Strategic rationale: routes, fleet and regional context
Namibia’s geographic position and tourism potential (safari, coastal, and adventure tourism) make a national carrier strategically appealing for inbound visitor flows and regional connectivity. Industry observers expect an initial focus on regional African routes and key international markets such as South Africa and Europe, with later expansion dependent on route economics and rights. The government explicitly signals a stepwise approach: establish a sound domestic/regional base, then assess long-haul ambitions once the carrier’s commercial footing is proven.

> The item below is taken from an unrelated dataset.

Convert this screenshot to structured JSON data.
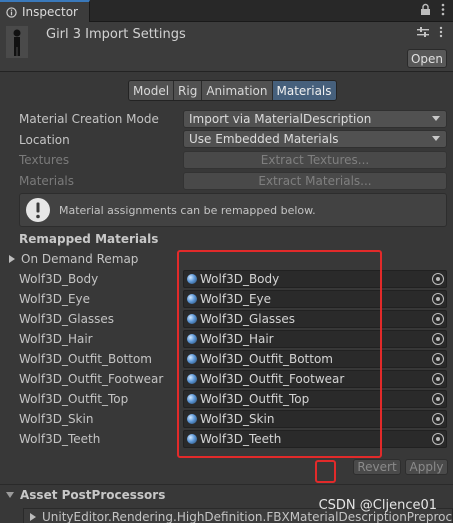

Aircraft choices will reflect route strategy and cost discipline. Analysts suggest narrowbodies (e.g., A320 family, 737NG/MAX) or regional jets could be rational early choices to build network density before any larger widebody ambitions. However, the government has not disclosed fleet plans.
Regional and regulatory issues
Establishing a new flag carrier requires regulatory approvals (air operator certificate, traffic rights), bilateral air services negotiations for international routes, and compliance with ICAO safety and governance standards. The government’s timeline assumes these processes, and any necessary bilateral negotiations, proceed without major obstacles. Aviation Week cautions that regulatory sequencing and bilateral agreements can be time-consuming and may affect launch schedules.
Reactions and expert commentary
Initial reaction among industry watchers is cautiously optimistic. Some aviation analysts welcome the government’s pledge to pursue a PPP and to avoid reviving the old, debt-laden brand. Others warn that national carriers are difficult to sustain without consistent demand, strong management, and realistic commercial assumptions, particularly for countries with small domestic markets. Regional outlets and trade analysts emphasize the need for transparent investor selection and credible business plans to attract long-term financing.
Risks and downside scenarios
- Financing risk: Without committed private capital and sound financial modeling, the project could stall, or revert to costly state support.
- Market risk: Namibia’s domestic market is small; success will hinge on regional feeder traffic and effective partnerships (codeshares, interlines).
- Regulatory and bilateral constraints: Securing traffic rights and international slots may limit immediate route ambitions.
What’s next? timeline and monitoring
- By Dec 2025: Government expects investor negotiations to conclude. Watch for named investors, ownership structures, and memoranda of understanding.
- H1–H2 2026: If agreements finalize, the government targets launch and first commercial operations between June and December 2026. Key near-term indicators include OPA (operator) filings, fleet commitments or leases, and regulatory certifications.
- Medium term: Successful first year operations and the second phase of fleet/routing expansion will indicate durable commercial viability.